In this paper we consider the optimal allocation of a treatment that increases the recovery period of an individual, for example application of a fungicide or administering antibiotics. Other control measures, such as antivirals which reduce viral load or improving condom use in the case of sexually transmitted diseases, reduce the transmission rate of infection. Brandeau et al. (2003) consider such a case and find that the optimal strategy depends on many factors including the size of each sub-population, the state of the epidemic in each sub-population before resources are allocated and the effectiveness of the control program. The approach taken here could be extended to obtain an approximately optimal allocation strategy for a control which reduced the transmission rate instead of increasing the recovery rate. Since we include the economic constraint directly into the model this would involve re-framing of the problem and re-doing the long time analysis. It is therefore beyond the scope of this paper and we leave such analysis for future work.

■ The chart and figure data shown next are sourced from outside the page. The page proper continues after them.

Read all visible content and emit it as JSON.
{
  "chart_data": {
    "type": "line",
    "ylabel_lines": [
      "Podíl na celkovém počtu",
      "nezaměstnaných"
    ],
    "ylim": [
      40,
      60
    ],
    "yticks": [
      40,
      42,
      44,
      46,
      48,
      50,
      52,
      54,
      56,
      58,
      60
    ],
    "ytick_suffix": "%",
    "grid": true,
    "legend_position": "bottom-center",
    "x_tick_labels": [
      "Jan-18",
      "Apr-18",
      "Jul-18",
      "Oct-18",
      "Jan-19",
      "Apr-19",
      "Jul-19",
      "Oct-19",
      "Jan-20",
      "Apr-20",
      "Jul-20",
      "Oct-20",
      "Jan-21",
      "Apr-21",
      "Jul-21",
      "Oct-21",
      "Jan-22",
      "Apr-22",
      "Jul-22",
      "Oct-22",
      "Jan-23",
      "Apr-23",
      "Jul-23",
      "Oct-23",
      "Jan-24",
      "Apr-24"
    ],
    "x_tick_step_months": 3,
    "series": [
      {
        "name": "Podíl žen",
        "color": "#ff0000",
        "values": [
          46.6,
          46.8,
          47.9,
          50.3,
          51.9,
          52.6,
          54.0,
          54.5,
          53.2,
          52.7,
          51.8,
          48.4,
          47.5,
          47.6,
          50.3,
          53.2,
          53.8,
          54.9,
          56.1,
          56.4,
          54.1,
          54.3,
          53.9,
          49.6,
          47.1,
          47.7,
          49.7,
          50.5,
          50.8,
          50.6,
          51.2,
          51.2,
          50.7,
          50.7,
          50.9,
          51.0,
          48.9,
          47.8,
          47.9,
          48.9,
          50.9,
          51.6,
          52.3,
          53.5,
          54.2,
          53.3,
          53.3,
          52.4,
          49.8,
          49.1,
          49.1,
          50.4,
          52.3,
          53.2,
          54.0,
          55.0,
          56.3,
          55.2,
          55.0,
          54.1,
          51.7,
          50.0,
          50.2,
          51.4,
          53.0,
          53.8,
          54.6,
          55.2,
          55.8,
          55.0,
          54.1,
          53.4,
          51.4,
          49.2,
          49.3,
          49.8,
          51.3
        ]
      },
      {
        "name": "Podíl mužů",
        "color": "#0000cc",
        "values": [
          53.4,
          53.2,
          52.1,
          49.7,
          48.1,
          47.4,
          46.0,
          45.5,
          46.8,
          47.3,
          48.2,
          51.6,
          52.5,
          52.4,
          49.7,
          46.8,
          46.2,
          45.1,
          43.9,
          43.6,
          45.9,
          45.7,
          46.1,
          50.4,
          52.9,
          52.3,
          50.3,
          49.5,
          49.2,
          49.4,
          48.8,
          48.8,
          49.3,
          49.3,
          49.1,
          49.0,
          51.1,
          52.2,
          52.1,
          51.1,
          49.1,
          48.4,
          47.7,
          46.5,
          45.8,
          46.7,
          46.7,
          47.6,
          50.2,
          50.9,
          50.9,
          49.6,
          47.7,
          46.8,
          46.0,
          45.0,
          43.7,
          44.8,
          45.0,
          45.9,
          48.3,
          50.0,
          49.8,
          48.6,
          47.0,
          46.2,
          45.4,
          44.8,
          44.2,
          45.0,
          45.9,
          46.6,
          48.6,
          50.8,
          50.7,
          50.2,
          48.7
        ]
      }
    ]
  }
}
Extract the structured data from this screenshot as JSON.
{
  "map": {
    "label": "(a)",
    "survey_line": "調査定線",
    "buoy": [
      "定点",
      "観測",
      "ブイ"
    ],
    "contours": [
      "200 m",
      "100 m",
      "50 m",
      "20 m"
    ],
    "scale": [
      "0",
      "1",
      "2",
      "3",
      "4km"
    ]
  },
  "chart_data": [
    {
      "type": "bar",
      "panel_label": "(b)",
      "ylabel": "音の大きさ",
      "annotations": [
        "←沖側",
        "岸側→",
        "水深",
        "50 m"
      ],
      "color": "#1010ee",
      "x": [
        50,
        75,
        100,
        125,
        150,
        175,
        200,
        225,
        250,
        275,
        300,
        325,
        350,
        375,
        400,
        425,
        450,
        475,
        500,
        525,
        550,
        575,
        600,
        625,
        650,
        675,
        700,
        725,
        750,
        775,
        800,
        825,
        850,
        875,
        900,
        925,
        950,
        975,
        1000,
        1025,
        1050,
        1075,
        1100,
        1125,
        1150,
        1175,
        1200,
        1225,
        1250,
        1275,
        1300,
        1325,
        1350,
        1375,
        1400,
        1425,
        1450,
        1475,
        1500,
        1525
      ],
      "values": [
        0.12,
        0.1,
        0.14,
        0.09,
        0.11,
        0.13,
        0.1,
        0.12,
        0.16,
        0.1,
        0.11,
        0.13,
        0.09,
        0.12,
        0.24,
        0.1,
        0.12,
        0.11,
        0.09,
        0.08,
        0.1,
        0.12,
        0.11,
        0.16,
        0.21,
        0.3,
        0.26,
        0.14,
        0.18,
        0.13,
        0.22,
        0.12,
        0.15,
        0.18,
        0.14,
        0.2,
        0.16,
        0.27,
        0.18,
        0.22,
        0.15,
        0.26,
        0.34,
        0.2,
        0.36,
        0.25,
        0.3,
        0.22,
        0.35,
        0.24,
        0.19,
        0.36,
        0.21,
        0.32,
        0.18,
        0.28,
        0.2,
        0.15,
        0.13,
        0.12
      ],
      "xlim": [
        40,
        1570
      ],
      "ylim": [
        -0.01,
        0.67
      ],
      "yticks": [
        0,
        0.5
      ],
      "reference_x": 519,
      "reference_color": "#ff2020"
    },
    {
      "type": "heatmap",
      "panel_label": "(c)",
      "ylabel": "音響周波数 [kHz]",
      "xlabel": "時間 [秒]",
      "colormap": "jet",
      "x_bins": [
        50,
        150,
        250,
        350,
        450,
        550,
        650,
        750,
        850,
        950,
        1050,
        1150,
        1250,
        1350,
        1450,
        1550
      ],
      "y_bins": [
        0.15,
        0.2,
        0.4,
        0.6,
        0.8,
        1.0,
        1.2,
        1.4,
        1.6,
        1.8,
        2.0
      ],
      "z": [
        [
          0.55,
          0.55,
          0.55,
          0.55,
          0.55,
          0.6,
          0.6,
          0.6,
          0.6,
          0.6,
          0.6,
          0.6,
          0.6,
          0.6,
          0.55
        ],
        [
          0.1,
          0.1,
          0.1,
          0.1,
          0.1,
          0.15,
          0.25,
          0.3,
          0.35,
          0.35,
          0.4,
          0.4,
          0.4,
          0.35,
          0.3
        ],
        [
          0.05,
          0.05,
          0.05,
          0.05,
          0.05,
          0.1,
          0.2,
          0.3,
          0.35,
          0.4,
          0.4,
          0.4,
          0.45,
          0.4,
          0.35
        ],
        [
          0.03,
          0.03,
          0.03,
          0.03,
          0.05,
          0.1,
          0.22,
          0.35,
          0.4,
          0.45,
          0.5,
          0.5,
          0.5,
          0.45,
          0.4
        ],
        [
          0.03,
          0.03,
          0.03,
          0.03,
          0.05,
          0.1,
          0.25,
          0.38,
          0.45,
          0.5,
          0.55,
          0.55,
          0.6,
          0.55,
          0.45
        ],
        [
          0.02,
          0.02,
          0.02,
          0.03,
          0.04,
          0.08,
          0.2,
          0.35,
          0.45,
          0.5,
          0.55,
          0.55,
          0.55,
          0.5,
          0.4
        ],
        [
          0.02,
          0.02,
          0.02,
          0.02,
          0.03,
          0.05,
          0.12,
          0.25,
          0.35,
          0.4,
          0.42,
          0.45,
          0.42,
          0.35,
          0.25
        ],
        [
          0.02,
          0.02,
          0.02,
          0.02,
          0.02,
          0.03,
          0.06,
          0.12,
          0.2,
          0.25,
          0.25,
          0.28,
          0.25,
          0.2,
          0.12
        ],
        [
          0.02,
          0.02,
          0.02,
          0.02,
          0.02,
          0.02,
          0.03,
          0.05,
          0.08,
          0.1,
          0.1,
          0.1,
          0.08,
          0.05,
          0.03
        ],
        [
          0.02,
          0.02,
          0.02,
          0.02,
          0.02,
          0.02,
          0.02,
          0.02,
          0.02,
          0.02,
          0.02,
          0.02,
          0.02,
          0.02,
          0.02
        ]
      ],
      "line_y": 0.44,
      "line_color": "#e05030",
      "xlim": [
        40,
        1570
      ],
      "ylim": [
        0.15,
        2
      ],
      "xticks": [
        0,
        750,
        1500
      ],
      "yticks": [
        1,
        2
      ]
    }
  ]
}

Optimal control theory provides a powerful tool to combine epidemiological dynamics with economic factors to determine the optimal allocation of resources, which is of particular importance when resources are limited. However, the solution to such problems can often be complex to implement when for example involving multiple switching times. Previous approaches to optimal control theory may provide little intuitive insight into how epidemic spread and economic constraints impact the way in which scarce resources can be most efficiently deployed. The advantage of the approach taken here is that it provides insight into the form of the optimal solution which allows us to obtain an approximate heuristic that is simple to interpret and implement. Such simple heuristics are important in the translation of theoretical results to application by decision makers for current and future pathogen threats.